We were going to have to generate some "do it yourself" religion.
Easter is easy, but Good Friday is tough. How do you walk a child through holy week without taking him to see Gibson's Passion of the Christ? My wife and I knew that we also wanted to avoid the other extreme. Vague language about "something special" happening at the tomb on Easter Morning is so banal as to bore even me, a professed theological junkie, to tears. With this sort of sappy non-committal stuff so prevalent in our Liberal congregations, is it any wonder that our young people are fleeing the churches?
So here is the challenge we faced. My wife is a scholar of religions and knows seven languages. I'm a theologian and Liberal Evangelical. We generally agree about teaching our son a relatively conservative theological line alongside a progressive social vision. We love the Christian tradition with all of its warts, but we also want to empower our son to take his place in that tradition as a committed critic and reformer.
We wanted to include the following:
The Crucifixion: pain and death
The Last Supper
Jesus' Foot washing ministry
The Witness of the women at the tomb: the first missionaries!
We wanted to avoid the following:
Sloppy language about Jesus "going away for a few days"
Gruesome details about torture and execution
Anti-Semitism inherent in blaming "the Jews" for a Roman execution
The exultation of Easter without the pain of Good Friday
So we did it ourselves. We got a bottle of red wine (a Cabernet if I recall) and a bottle of grape juice. I baked a big hearty loaf of bread. We pulled an old tin washtub out of our storage closet, covered the dining room floor with towels, and pulled out a bar of soap. And that evening we sat together and read from John and from the Synopitcs, sharing with our son the story of holy week, and the last supper.

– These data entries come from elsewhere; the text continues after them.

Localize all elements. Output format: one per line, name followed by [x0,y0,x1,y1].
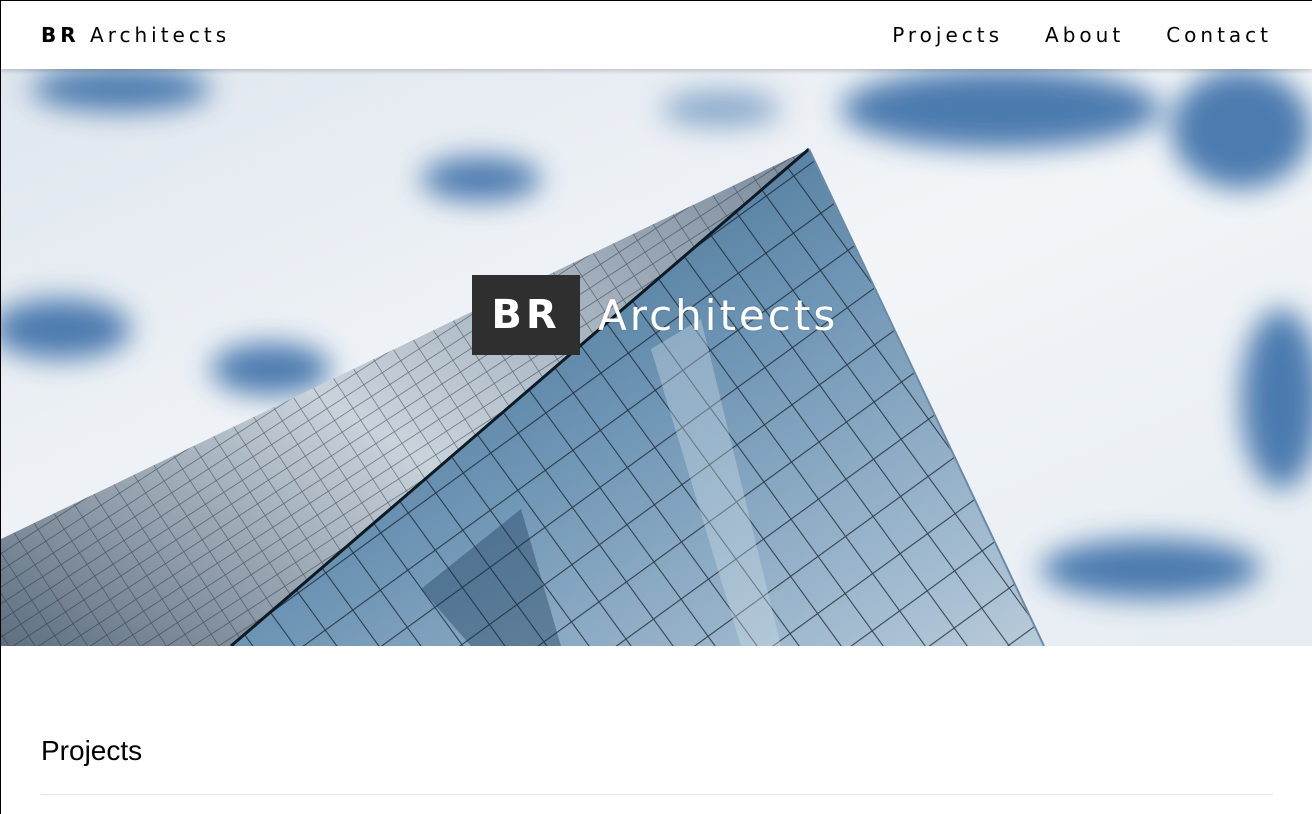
nav-link-about[interactable]: About [1045,23,1124,47]
hero-building-image [1,69,1312,646]
projects-section-title: Projects [41,735,143,766]
brand-logo-link[interactable]: BR Architects [41,23,230,47]
hero-banner: BR Architects [1,69,1312,646]
nav-link-projects[interactable]: Projects [892,23,1003,47]
brand-name: Architects [90,23,231,47]
top-navigation-bar: BR Architects Projects About Contact [1,1,1312,69]
hero-title: BR Architects [472,275,838,355]
hero-heading: Architects [598,290,839,340]
brand-initials: BR [41,23,80,47]
hero-logo-badge: BR [472,275,580,355]
section-divider [41,794,1273,795]
main-nav: Projects About Contact [892,23,1272,47]
nav-link-contact[interactable]: Contact [1166,23,1272,47]
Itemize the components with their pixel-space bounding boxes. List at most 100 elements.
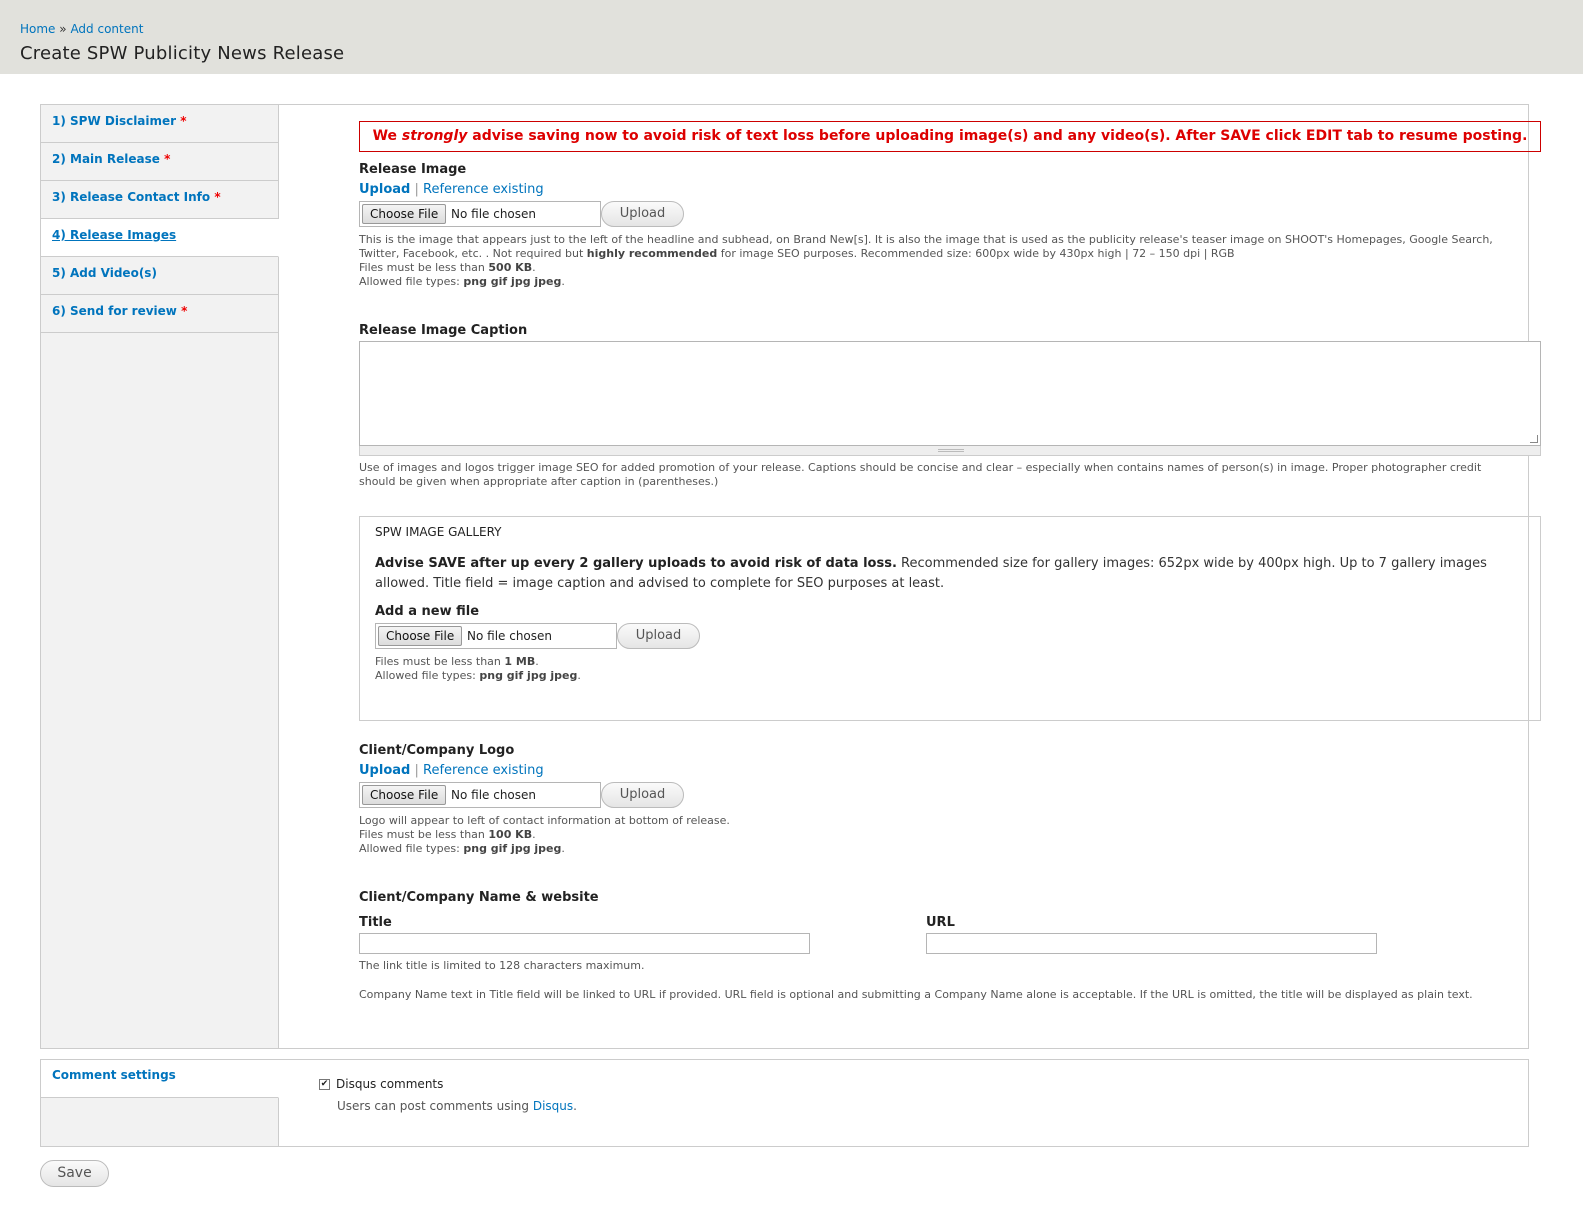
description-text: . — [561, 275, 565, 288]
company-name-website-label: Client/Company Name & website — [359, 890, 599, 905]
allowed-file-types: Allowed file types: png gif jpg jpeg. — [359, 275, 1539, 289]
required-marker: * — [180, 114, 187, 128]
title-label: Title — [359, 915, 392, 930]
gallery-file-input[interactable]: Choose File No file chosen — [375, 623, 617, 649]
reference-existing-link[interactable]: Reference existing — [423, 182, 544, 197]
upload-tab-link[interactable]: Upload — [359, 182, 410, 197]
required-marker: * — [181, 304, 188, 318]
file-size-limit: Files must be less than 1 MB. — [375, 655, 581, 669]
vertical-tabs: 1) SPW Disclaimer * 2) Main Release * 3)… — [40, 104, 1541, 1049]
tab-release-images[interactable]: 4) Release Images — [41, 219, 279, 257]
tab-label: 6) Send for review — [52, 304, 177, 318]
allowed-file-types: Allowed file types: png gif jpg jpeg. — [359, 842, 730, 856]
comment-settings-section: Comment settings ✔ Disqus comments Users… — [40, 1059, 1529, 1147]
tab-release-contact-info[interactable]: 3) Release Contact Info * — [41, 181, 278, 219]
release-image-upload-button[interactable]: Upload — [601, 201, 684, 227]
caption-label: Release Image Caption — [359, 323, 528, 338]
required-marker: * — [214, 190, 221, 204]
url-label: URL — [926, 915, 955, 930]
release-image-description: This is the image that appears just to t… — [359, 233, 1539, 289]
tab-spw-disclaimer[interactable]: 1) SPW Disclaimer * — [41, 105, 278, 143]
grip-icon — [938, 449, 964, 452]
file-size-limit: Files must be less than 100 KB. — [359, 828, 730, 842]
breadcrumb-add-content-link[interactable]: Add content — [70, 22, 143, 36]
description-text: Twitter, Facebook, etc. . Not required b… — [359, 247, 587, 260]
description-text: Files must be less than — [375, 655, 505, 668]
disqus-link[interactable]: Disqus — [533, 1099, 573, 1113]
release-image-file-input[interactable]: Choose File No file chosen — [359, 201, 601, 227]
description-line: Logo will appear to left of contact info… — [359, 814, 730, 827]
description-line: This is the image that appears just to t… — [359, 233, 1493, 246]
upload-tab-link[interactable]: Upload — [359, 763, 410, 778]
file-status: No file chosen — [451, 788, 537, 802]
save-button[interactable]: Save — [40, 1160, 109, 1187]
description-line: should be given when appropriate after c… — [359, 475, 719, 488]
tab-comment-settings[interactable]: Comment settings — [41, 1060, 279, 1098]
gallery-legend: SPW IMAGE GALLERY — [375, 525, 502, 539]
description-line: Twitter, Facebook, etc. . Not required b… — [359, 247, 1539, 261]
gallery-advice: Advise SAVE after up every 2 gallery upl… — [375, 554, 1525, 594]
company-logo-upload-button[interactable]: Upload — [601, 782, 684, 808]
tab-main-release[interactable]: 2) Main Release * — [41, 143, 278, 181]
file-status: No file chosen — [467, 629, 553, 643]
reference-existing-link[interactable]: Reference existing — [423, 763, 544, 778]
description-text: Files must be less than — [359, 828, 489, 841]
required-marker: * — [164, 152, 171, 166]
description-emphasis: highly recommended — [586, 247, 718, 260]
description-text: . — [577, 669, 581, 682]
tab-send-for-review[interactable]: 6) Send for review * — [41, 295, 278, 333]
page-title: Create SPW Publicity News Release — [20, 43, 345, 64]
choose-file-button[interactable]: Choose File — [378, 626, 463, 646]
disqus-comments-label[interactable]: Disqus comments — [336, 1077, 443, 1091]
description-text: for image SEO purposes. Recommended size… — [717, 247, 1235, 260]
tab-add-videos[interactable]: 5) Add Video(s) — [41, 257, 278, 295]
gallery-advice-bold: Advise SAVE after up every 2 gallery upl… — [375, 556, 897, 571]
description-text: Files must be less than — [359, 261, 489, 274]
company-logo-description: Logo will appear to left of contact info… — [359, 814, 730, 856]
file-size-limit: Files must be less than 500 KB. — [359, 261, 1539, 275]
release-image-label: Release Image — [359, 162, 467, 177]
company-logo-file-input[interactable]: Choose File No file chosen — [359, 782, 601, 808]
description-text: . — [573, 1099, 577, 1113]
textarea-grippie[interactable] — [359, 446, 1541, 456]
breadcrumb-separator: » — [59, 22, 67, 36]
description-text: . — [532, 261, 536, 274]
gallery-upload-button[interactable]: Upload — [617, 623, 700, 649]
tab-label: 4) Release Images — [52, 228, 177, 242]
types-value: png gif jpg jpeg — [463, 842, 562, 855]
page-header: Home » Add content Create SPW Publicity … — [0, 0, 1583, 74]
tab-label: 2) Main Release — [52, 152, 160, 166]
resize-handle-icon[interactable] — [1530, 435, 1538, 443]
breadcrumb: Home » Add content — [20, 22, 143, 36]
allowed-file-types: Allowed file types: png gif jpg jpeg. — [375, 669, 581, 683]
breadcrumb-home-link[interactable]: Home — [20, 22, 55, 36]
vertical-tabs-list: 1) SPW Disclaimer * 2) Main Release * 3)… — [41, 105, 279, 1048]
description-text: . — [561, 842, 565, 855]
size-value: 1 MB — [504, 655, 536, 668]
caption-textarea[interactable] — [359, 341, 1541, 446]
company-url-input[interactable] — [926, 933, 1377, 954]
warning-text: advise saving now to avoid risk of text … — [467, 128, 1528, 144]
warning-emphasis: strongly — [401, 128, 468, 144]
release-image-source-links: Upload | Reference existing — [359, 182, 544, 197]
size-value: 100 KB — [488, 828, 533, 841]
company-title-input[interactable] — [359, 933, 810, 954]
caption-description: Use of images and logos trigger image SE… — [359, 461, 1539, 489]
comment-settings-tabs: Comment settings — [41, 1060, 279, 1146]
link-title-limit-note: The link title is limited to 128 charact… — [359, 959, 645, 972]
image-gallery-fieldset: SPW IMAGE GALLERY Advise SAVE after up e… — [359, 516, 1541, 721]
release-images-panel: We strongly advise saving now to avoid r… — [319, 105, 1541, 1048]
disqus-comments-checkbox[interactable]: ✔ — [319, 1079, 330, 1090]
file-status: No file chosen — [451, 207, 537, 221]
tab-label: 5) Add Video(s) — [52, 266, 157, 280]
tab-label: 3) Release Contact Info — [52, 190, 211, 204]
choose-file-button[interactable]: Choose File — [362, 785, 447, 805]
choose-file-button[interactable]: Choose File — [362, 204, 447, 224]
description-text: . — [532, 828, 536, 841]
types-value: png gif jpg jpeg — [479, 669, 578, 682]
disqus-description: Users can post comments using Disqus. — [337, 1099, 577, 1113]
tab-label: 1) SPW Disclaimer — [52, 114, 177, 128]
warning-text: We — [372, 128, 402, 144]
gallery-file-limits: Files must be less than 1 MB. Allowed fi… — [375, 655, 581, 683]
company-logo-source-links: Upload | Reference existing — [359, 763, 544, 778]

He loved it! Judas makes for an easy bad guy, and Jesus, while not able to shoot spider webs, is a compelling hero. We relished the story, and took about twenty minutes to wash each other's feet. Our boy thought that it was great for him to have a chance to give mommy and daddy a bath. When it was over, we wiped up the floor and rolled down our pant legs and sat down for dinner with bread and wine. No tiny wafers and plastic cups for us! We learned a trick from Wesley Wildman. It's much easier for children to understand the symbolic referents of the bread and wine if they have big hunks of bread/flesh to tear off and eat and big glasses of wine/blood to drink. So we ate and drank and remembered Jesus together in our little apartment.
No priests, no instructions, no officially sanctioned rituals with preprinted worksheets, and no one looking over our shoulders telling us that it was ok. We took our religion, literally, into our own hands.
What we did that evening was not new or particularly innovative, but it was Liberal in the classic sense of the term. The Liberal is free, and we were free to celebrate the sacrifice of Jesus despite the fact that we had no institutional sanction or blessing. Of course, those of us lucky enough to live in liberal democracies are all politically free to practice our religion. But many of us choose to stay trapped in tradition. We get lazy, we bet busy, and we fall into the habit of letting the minister do religion for us. The real Liberal--and I hope that I'm becoming one--finds ways of breaking free and taking responsibility for her or his own faith and practice. And what is more, any of us can do this in almost any kind of church!
Finally, the more my family and I go it alone and work to raise our son in the Christian traditions, the more I see the intimate connection between Liberalism and Evangelicalism. The good news of Jesus that Evangelicals celebrate is always good, but for the Liberal who takes religion into her or his own hands, it is experienced as NEWS over and over again.